Os pilotos da Williams, Carlos Sainz e Alexander Albon, manifestaram profunda preocupação com um problema crônico de estabilidade que tem afetado o desempenho da equipe neste início de temporada 2026 da Fórmula 1. O fenômeno, descrito como o efeito de “três rodas”, causa uma perda severa de contato do pneu dianteiro interno com o solo em curvas, comprometendo a dirigibilidade e o ritmo de corrida do modelo FW48.
A origem do problema na dinâmica do FW48
De acordo com Alexander Albon, essa característica não é exatamente inédita, mas foi potencializada pelas mudanças no regulamento técnico deste ano.
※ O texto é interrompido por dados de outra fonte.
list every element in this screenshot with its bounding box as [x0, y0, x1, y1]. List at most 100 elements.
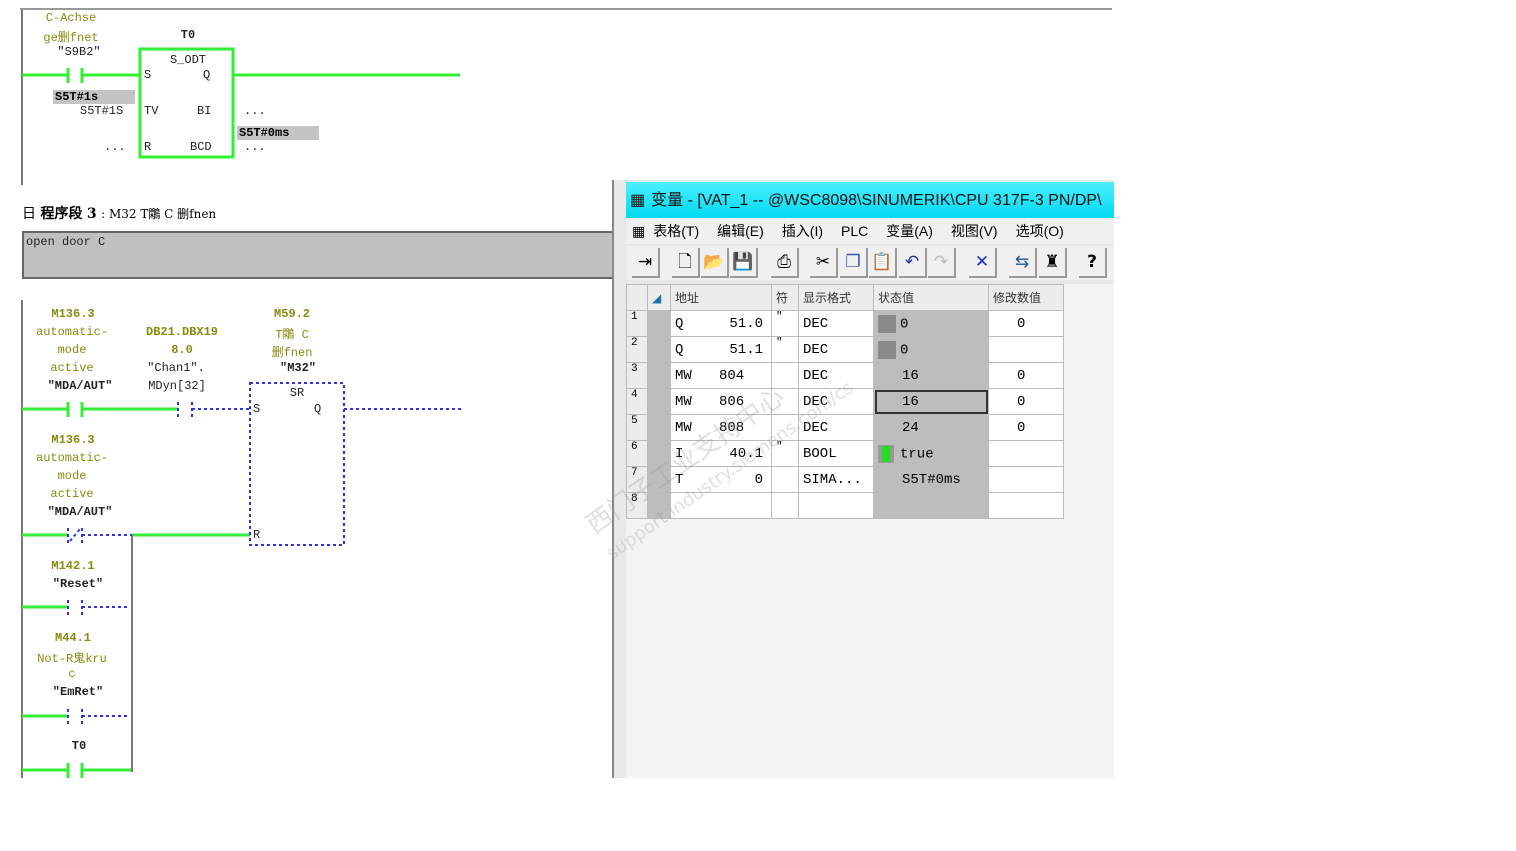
tv-value[interactable]: S5T#1S [80, 104, 123, 118]
address-cell[interactable]: Q 51.1 [670, 336, 772, 363]
symbol-cell[interactable]: " [771, 310, 799, 337]
modify-cell[interactable] [988, 492, 1064, 519]
delete-icon[interactable]: ✕ [969, 248, 997, 278]
row-number[interactable]: 1 [626, 310, 648, 337]
timer-name: T0 [180, 28, 196, 42]
open-icon[interactable]: 📂 [701, 248, 729, 278]
undo-icon[interactable]: ↶ [899, 248, 927, 278]
symbol-cell[interactable] [771, 466, 799, 493]
pin-icon[interactable]: ⇥ [632, 248, 660, 278]
col-format[interactable]: 显示格式 [798, 284, 874, 311]
contact-address: M44.1 [54, 631, 92, 645]
address-value: 51.0 [729, 315, 763, 332]
sr-name: "M32" [279, 361, 317, 375]
status-value: 16 [902, 367, 919, 384]
menu-plc[interactable]: PLC [841, 223, 868, 239]
menu-app-icon[interactable]: ▦ [632, 223, 645, 239]
status-cell: true [873, 440, 989, 467]
status-value [878, 498, 902, 514]
cut-icon[interactable]: ✂ [810, 248, 838, 278]
redo-icon[interactable]: ↷ [928, 248, 956, 278]
timer-type: S_ODT [169, 53, 207, 67]
sr-address: M59.2 [273, 307, 311, 321]
modify-cell[interactable] [988, 336, 1064, 363]
network-header[interactable]: 日 程序段 3 : M32 T鷴 C 删fnen [22, 203, 216, 223]
vat-title-bar[interactable]: ▦ 变量 - [VAT_1 -- @WSC8098\SINUMERIK\CPU 3… [626, 182, 1114, 218]
paste-icon[interactable]: 📋 [869, 248, 897, 278]
menu-table[interactable]: 表格(T) [653, 223, 699, 239]
bi-status: S5T#0ms [237, 126, 319, 140]
address-cell[interactable]: Q 51.0 [670, 310, 772, 337]
copy-icon[interactable]: ❐ [840, 248, 868, 278]
pin-r: R [144, 140, 152, 154]
print-icon[interactable]: ⎙ [771, 248, 799, 278]
contact-address: M142.1 [51, 559, 95, 573]
modify-cell[interactable] [988, 466, 1064, 493]
row-number[interactable]: 3 [626, 362, 648, 389]
modify-icon[interactable]: ♜ [1039, 248, 1067, 278]
table-row[interactable]: 2 Q 51.1 " DEC 0 [626, 336, 1064, 363]
row-icon-cell [647, 336, 671, 363]
monitor-icon[interactable]: ⇆ [1009, 248, 1037, 278]
menu-options[interactable]: 选项(O) [1016, 223, 1064, 239]
format-cell[interactable]: SIMA... [798, 466, 874, 493]
row-number[interactable]: 4 [626, 388, 648, 415]
bcd-output[interactable]: ... [244, 140, 266, 154]
format-cell[interactable]: DEC [798, 310, 874, 337]
contact-symbol: automatic- [35, 451, 109, 465]
pin-s: S [144, 68, 152, 82]
r-input[interactable]: ... [104, 140, 126, 154]
row-number[interactable]: 5 [626, 414, 648, 441]
status-value: 16 [902, 393, 919, 410]
modify-cell[interactable]: 0 [988, 310, 1064, 337]
contact-name: MDyn[32] [148, 379, 206, 393]
status-value: 24 [902, 419, 919, 436]
save-icon[interactable]: 💾 [730, 248, 758, 278]
collapse-icon[interactable]: 日 [22, 206, 36, 222]
pin-bcd: BCD [190, 140, 212, 154]
menu-edit[interactable]: 编辑(E) [717, 223, 764, 239]
modify-cell[interactable] [988, 440, 1064, 467]
modify-cell[interactable]: 0 [988, 362, 1064, 389]
col-modify[interactable]: 修改数值 [988, 284, 1064, 311]
contact-symbol: 8.0 [171, 343, 193, 357]
network-title: : M32 T鷴 C 删fnen [101, 207, 217, 221]
menu-insert[interactable]: 插入(I) [782, 223, 823, 239]
address-area: Q [675, 315, 684, 332]
column-icon[interactable]: ◢ [647, 284, 671, 311]
menu-view[interactable]: 视图(V) [951, 223, 998, 239]
col-address[interactable]: 地址 [670, 284, 772, 311]
contact-address: DB21.DBX19 [145, 325, 219, 339]
col-status[interactable]: 状态值 [873, 284, 989, 311]
help-icon[interactable]: ? [1079, 248, 1107, 278]
contact-name: "Reset" [52, 577, 104, 591]
network-comment[interactable]: open door C [22, 231, 616, 279]
table-row[interactable]: 1 Q 51.0 " DEC 0 0 [626, 310, 1064, 337]
table-header: ◢ 地址 符 显示格式 状态值 修改数值 [626, 284, 1064, 311]
format-cell[interactable] [798, 492, 874, 519]
status-value: S5T#0ms [902, 471, 961, 488]
sr-symbol: T鷴 C [275, 328, 309, 342]
status-cell: 0 [873, 310, 989, 337]
format-cell[interactable]: BOOL [798, 440, 874, 467]
row-number[interactable]: 2 [626, 336, 648, 363]
address-area: MW [675, 393, 692, 410]
contact-name: "Chan1". [147, 361, 205, 375]
menu-variable[interactable]: 变量(A) [886, 223, 933, 239]
status-value: 0 [900, 342, 909, 359]
status-cell [873, 492, 989, 519]
contact-name: T0 [71, 739, 87, 753]
status-cell: 0 [873, 336, 989, 363]
contact-name: "S9B2" [57, 45, 101, 59]
modify-cell[interactable]: 0 [988, 414, 1064, 441]
sr-type: SR [289, 386, 305, 400]
contact-symbol: active [50, 361, 94, 375]
contact-symbol: ge删fnet [43, 31, 99, 45]
sr-pin-r: R [253, 528, 261, 542]
col-symbol[interactable]: 符 [771, 284, 799, 311]
modify-cell[interactable]: 0 [988, 388, 1064, 415]
bi-output[interactable]: ... [244, 104, 266, 118]
new-icon[interactable]: 🗋 [672, 248, 700, 278]
symbol-cell[interactable] [771, 492, 799, 519]
menu-bar: ▦ 表格(T) 编辑(E) 插入(I) PLC 变量(A) 视图(V) 选项(O) [626, 218, 1114, 244]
Com a redução global do downforce (pressão aerodinâmica) em todos os carros do grid, as deficiências mecânicas da suspensão da Williams ficaram mais expostas nas pistas.
“O pneu não está literalmente no ar, mas ele simplesmente não tem a mesma área de contato com o solo que os outros três”, explicou o piloto tailandês, citando que o problema tem sido foco exaustivo de análises durante os treinos livres.
Sainz destaca retorno de falha após mudança de regras
O espanhol Carlos Sainz corroborou o diagnóstico de seu companheiro. O piloto revelou que já havia notado essa dinâmica estranha desde seu primeiro teste com a equipe em Abu Dhabi, ainda no final de 2024. Embora o time tenha conseguido mitigar a falha ao longo de 2025, o novo pacote técnico de 2026 trouxe o defeito de volta.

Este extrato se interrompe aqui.